From “In the Shadow of Hegel” by Colin Harper

The third essay, ‘Skoteinos, or How to Read Hegel’, is in many ways the most interesting in the book as it takes up the question of the difficulty of reading Hegel’s works, considers the experience of engaging with Hegel’s philosophy. Many commentators regard Hegel’s prose as at best poor and at worst wilfully obscurantist. “If only he would have written more clearly” is the often repeated lament. Adorno brilliantly argues that such comments betray a failure to understand the nature of Hegel’s break with previous philosophy. “The norm of clarity holds only where it is presupposed that the object itself is such that the subject’s gaze can pin it down like the figures of geometry.” (p.98) If the clarity of our concepts is to grasp the shadowy nature of a shifting reality, if the labour of thought is to actively cast light on that reality, then thought must capture the shadows of reality rather than simply dispel them. In order to identify objects with adequate concepts, our concepts must paradoxically seek to grasp the nonconceptual that is, or is in, objective reality. Rejecting Wittgenstein’s maxim that “Whereof one cannot speak, thereof must one be silent” as “utterly anti-philosophical”, Adorno claims: “If philosophy can be defined at all, it is an effort to express things one cannot speak about, to help express the non-identical despite the fact that expressing it identifies it at the same time.” (p.102) According to Adorno, it is this paradoxical nature of Hegel’s undertaking, of attempting to grasp in thought that which is other than thought, which gives rise to the difficult style of his works; the style attempts to grasp the content and is not simply a result of incidental factors, such as a whim on Hegel’s part or a simple lack of ability to write clearly. The attempt to express the truth in the tension between the clarity of the concept and that which is unclear is ‘clearly’ not an abandonment of clarity as a goal.

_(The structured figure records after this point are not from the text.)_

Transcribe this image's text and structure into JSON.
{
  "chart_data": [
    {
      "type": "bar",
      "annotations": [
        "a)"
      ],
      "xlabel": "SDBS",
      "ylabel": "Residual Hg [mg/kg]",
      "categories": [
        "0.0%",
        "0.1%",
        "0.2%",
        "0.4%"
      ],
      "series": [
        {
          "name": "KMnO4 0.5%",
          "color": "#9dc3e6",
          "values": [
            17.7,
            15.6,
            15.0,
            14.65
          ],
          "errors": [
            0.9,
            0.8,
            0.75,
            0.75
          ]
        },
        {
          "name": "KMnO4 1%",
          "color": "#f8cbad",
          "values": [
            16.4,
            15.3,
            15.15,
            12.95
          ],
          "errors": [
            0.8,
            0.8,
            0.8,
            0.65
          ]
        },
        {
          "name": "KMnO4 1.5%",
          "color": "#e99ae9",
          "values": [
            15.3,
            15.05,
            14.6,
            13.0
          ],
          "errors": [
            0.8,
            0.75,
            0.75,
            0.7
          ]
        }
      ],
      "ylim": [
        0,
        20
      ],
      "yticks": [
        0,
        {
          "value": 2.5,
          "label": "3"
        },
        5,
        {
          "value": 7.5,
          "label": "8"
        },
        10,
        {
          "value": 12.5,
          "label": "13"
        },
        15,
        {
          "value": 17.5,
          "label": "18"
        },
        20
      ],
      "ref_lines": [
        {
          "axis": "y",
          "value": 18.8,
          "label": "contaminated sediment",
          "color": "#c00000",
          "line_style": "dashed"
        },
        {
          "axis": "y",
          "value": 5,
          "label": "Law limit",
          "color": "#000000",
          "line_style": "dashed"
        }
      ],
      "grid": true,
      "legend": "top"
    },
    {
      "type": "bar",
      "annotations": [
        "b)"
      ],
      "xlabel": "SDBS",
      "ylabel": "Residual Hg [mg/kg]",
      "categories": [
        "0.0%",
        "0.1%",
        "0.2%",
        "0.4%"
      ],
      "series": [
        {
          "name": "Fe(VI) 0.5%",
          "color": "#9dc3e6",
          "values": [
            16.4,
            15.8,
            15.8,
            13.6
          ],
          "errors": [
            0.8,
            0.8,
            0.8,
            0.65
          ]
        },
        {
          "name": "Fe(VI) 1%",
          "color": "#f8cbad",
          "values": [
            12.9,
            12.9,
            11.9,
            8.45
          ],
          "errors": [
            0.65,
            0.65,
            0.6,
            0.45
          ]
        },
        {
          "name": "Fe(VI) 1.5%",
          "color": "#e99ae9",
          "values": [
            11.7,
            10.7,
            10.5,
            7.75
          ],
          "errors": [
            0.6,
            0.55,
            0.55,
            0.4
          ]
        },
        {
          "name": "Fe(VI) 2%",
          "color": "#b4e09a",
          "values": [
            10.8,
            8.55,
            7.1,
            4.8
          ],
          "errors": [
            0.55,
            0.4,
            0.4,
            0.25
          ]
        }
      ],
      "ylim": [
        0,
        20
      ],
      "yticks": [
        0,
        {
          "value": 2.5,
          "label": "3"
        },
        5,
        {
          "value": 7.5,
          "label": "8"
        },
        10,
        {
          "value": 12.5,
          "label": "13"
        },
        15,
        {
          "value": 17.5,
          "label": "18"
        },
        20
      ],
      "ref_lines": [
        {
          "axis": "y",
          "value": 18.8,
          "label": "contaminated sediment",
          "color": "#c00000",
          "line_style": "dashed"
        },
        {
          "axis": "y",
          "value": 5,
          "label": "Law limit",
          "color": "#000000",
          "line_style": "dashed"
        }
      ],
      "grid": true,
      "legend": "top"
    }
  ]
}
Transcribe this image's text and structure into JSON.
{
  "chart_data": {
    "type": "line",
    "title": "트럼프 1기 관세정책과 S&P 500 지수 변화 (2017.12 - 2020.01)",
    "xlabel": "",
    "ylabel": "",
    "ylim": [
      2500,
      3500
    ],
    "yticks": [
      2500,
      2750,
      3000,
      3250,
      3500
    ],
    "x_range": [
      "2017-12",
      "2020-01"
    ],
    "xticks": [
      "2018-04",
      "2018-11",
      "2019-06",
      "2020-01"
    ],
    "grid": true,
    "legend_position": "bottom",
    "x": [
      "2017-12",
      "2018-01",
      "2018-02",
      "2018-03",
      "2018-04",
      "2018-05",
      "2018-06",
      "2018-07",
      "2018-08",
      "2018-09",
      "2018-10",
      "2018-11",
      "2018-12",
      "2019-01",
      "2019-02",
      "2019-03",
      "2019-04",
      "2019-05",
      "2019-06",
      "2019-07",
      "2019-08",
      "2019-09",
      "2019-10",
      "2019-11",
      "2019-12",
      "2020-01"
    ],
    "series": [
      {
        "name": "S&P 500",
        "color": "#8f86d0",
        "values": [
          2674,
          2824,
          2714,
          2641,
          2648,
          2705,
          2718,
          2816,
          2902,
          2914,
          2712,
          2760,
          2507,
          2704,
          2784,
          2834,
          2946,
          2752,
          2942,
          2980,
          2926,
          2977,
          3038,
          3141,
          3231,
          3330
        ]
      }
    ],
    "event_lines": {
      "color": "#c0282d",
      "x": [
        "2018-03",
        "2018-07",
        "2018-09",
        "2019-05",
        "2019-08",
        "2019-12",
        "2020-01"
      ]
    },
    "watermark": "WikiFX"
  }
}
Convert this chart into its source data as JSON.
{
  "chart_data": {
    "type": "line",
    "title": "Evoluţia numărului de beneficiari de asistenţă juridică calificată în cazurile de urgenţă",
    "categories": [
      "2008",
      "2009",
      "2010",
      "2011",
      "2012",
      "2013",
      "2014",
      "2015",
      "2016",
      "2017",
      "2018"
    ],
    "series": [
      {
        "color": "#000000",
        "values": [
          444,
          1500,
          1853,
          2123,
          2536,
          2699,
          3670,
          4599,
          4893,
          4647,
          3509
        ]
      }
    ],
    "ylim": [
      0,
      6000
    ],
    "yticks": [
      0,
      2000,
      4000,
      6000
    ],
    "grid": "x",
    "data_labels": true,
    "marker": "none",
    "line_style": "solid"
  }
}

It is also, however, “not the same thing as the vague and brutal commandment of clarity, which for the most part amounts to the injunction that one speak the way others do and refrain from anything that would be different and could only be said differently.” (p.106) In Adorno’s view, Hegel is thus not to be criticised for writing in the manner he did, but rather for believing that he had more success in his undertaking than he actually had.